Musik an sich


Reviews
Grisey, G. (Ensemble S)

Le Noir de l’Etoile


Info
Musikrichtung: Neue Musik Schlagzeug

VÖ: 07.11.2006

Edition Zeitklang / Klassikcenter Kassel
CD (AD 2006) / Best. Nr. EZ-20022


Gesamtspielzeit: 56:49



INTERSTELLARE RHYHTMUSMASCHINEN

Der Weltraum. Unendliche Weiten. Unendliche Stille. Im Vakuum klingt nichts. Der Mythos von der „Harmonie der Sphären“, hervorgebracht durch das Kreisen der Himmelskörper auf ihren Bahnen, hatte schon vor über 2300 Jahren bei Aristoteles keine Chance mehr: Man höre ja nichts, so der Philosoph, also gebe es das auch nicht.
Selbst wenn der Himmel für die moderne Naturwissenschaft keinesfalls voller Geigen hängt, so ist es heute dennoch möglich, dem Universum den einen oder anderen Klang im (technisch) übertragenen Sinne abzulauschen: Im weißen Rauschen aus den Radios lässt sich z. B. das Echo des Urknalls vernehmen. Mit Radioteleskopen kann man am Sternenhimmel noch ganz andere potentielle Klangquellen entdecken: Pulsare, z. B. Bei diesen Überresten von Sternenexplosionen handelt es sich um nur wenige Kilometer große, extrem verdichtet Schwerkraftmonster, auch Neutronensterne genannt, die mehr oder weniger schnell um sich selbst kreisen und in gleichmäßigen Abständen einen starken Röntgenimpuls aussenden. Diesen kann man messen und in ein komplex ratterndes und pumpendes Tonsignal übersetzen. So wird aus einem Pulsar eine interstellare Rhythmusmaschine.

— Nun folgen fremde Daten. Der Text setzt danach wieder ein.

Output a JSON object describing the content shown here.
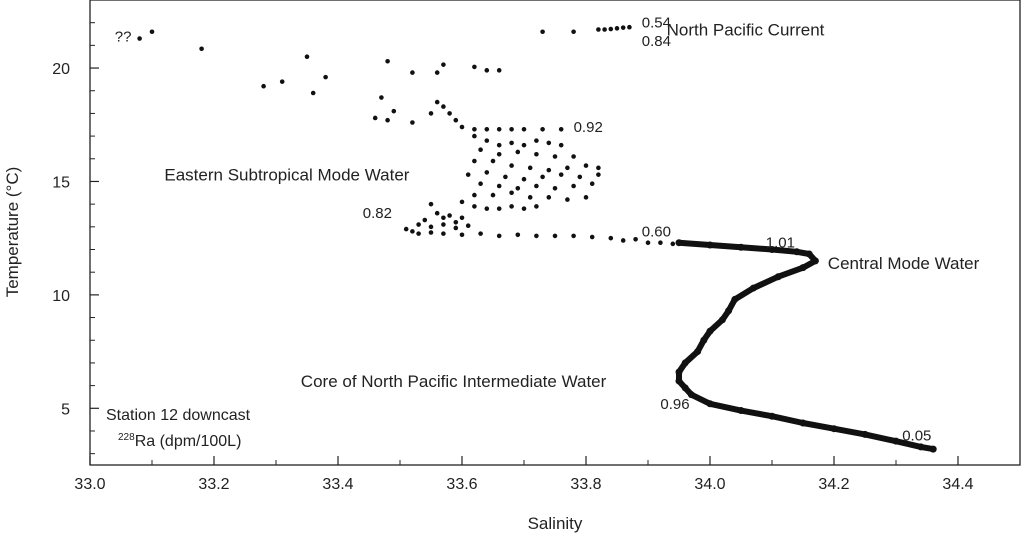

Das Phänomen hat den französischen Komponist Gerard Grisey (1946-1998) zu seiner Komposition Le Noir de l’Etoile (1989/90) inspiriert. Die Besetzung sieht diverse Fellschlagzeuge vor, deren eher dumpfes Klangspektrum den vom Tonband zugespielten Klängen der Pulsare Vela (11 Umdrehungen pro Sekunde) und 0329+54 (1,4 Umdrehungen pro Sekunde) korrespondiert. Einige Gongs und Becken, die das leichte Rauschen der Tonbandeinspielungen sowie sonstige kosmische Interferenzen aufgreifen, ergänzen das Ensemble. Die Spieler/innen werden bei einer Aufführung um das Auditorium herum gruppiert, so dass die Klänge im Raum kreisen können. Durch die Doppel-Disc mit einer konventionellen Stereo-CD- und einer surroundtauglichen DVD-Seite ist es möglich, diese Raumwirkung bei einem entsprechenden Equipment auch zu Hause zu simulieren.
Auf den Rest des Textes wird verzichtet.